Saturday, August 21, 2010

Slain aid workers laid to rest in Afghanistan

The group of aid workers who were killed in Afghanistan were buried in Kabul Saturday. The group was in Afghanistan to treat eye disease in remote villages.

The group of aid workers were attacked after they had just completed a long trek by foot and returned to their vehicles. It was there that the militants ambushed them, killing the entire group by either gunfire or grenades.

You might remember this story from a previous post where we linked to an account from the Telegraph that provided grizzly details of the attack. Since the killings, CURE International's blog has been running a series of tributes on one of the victims Dan Terry.

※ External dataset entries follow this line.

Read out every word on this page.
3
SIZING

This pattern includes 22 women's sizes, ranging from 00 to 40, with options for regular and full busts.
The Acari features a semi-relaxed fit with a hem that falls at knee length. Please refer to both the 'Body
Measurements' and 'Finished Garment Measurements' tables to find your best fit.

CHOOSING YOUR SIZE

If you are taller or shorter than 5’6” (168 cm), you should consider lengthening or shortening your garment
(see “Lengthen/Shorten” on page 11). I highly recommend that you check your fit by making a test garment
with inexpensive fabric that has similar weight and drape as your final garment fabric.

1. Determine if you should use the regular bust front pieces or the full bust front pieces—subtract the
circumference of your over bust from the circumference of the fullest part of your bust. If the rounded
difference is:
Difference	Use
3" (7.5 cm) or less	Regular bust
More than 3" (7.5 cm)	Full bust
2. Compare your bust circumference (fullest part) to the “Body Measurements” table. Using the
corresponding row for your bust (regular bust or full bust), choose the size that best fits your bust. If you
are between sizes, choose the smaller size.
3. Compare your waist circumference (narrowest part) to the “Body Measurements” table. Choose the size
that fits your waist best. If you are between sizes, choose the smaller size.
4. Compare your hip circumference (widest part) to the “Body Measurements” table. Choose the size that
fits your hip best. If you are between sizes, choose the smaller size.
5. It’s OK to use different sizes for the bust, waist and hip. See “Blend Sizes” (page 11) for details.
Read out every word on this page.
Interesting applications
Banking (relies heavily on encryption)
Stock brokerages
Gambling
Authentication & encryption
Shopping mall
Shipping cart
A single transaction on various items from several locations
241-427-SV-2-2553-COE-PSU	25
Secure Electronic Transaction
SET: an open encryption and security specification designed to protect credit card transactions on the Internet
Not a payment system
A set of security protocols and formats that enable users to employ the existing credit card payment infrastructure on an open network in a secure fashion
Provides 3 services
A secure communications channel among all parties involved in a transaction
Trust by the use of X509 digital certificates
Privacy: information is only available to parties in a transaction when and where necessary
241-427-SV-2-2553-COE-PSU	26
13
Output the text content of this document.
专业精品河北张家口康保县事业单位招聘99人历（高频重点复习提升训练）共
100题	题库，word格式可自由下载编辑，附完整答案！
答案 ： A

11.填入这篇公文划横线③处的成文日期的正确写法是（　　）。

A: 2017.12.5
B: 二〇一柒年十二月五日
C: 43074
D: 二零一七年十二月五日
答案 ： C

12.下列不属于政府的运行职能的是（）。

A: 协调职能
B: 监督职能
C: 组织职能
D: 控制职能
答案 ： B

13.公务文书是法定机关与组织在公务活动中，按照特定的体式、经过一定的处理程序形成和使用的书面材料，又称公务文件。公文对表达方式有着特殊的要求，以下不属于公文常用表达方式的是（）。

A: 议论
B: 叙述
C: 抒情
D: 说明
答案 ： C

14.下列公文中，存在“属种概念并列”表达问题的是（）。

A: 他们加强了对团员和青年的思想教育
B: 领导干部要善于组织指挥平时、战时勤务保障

From this AFP article that we found at Google news, writer Lynne O'Donnell describes the attack and its victims.

A small crowd of family and friends, and dignitaries including US ambassador to Afghanistan Karl Eikenberry, attended a solemn service at the 121-year-old cemetery for Tom Little, 61, and 63-year-old Dan Terry.

The men were found shot dead on August 6 while returning from a trip to provide healthcare to people living in remote and poverty-stricken Nuristan province.

In all, five US men and three women -- an American, a German and a Briton -- were killed along with two Afghans. The group's driver survived.

The Taliban and militant group Hizb-e-Islami initially claimed responsibility for the attack, which the government said was the work of "terrorists".

A representative of the Taliban in Nuristan later told the Afghan Analysts' Network (AAN) the Taliban had not carried out the killings.

AAN quoted Qari Malang, who it said was a "representative of the Taliban front of Western Nuristan", as saying: "We condemn these killings and consider them to be murder."

The volunteer medics worked for the Christian aid group International Assistance Mission (IAM), which has long had a presence in Afghanistan.

In claiming responsibility for their deaths, the Taliban claimed the group had been carrying Persian-language Bibles and had been proselytising.

However IAM has a non-preaching policy, and family and friends of the medics say there was no religious dimension to their work.

The party included Karen Woo, 36, a British doctor who had been due to marry on August 20; German Daniela Beyer, 35, a translator; and four Americans -- Cheryl Beckett, 32, a translator; Brian Carderelli, 25, a freelance cameraman; Dr Tom Grams, a dentist; and Glen Lapp, 40, an intensive care nurse.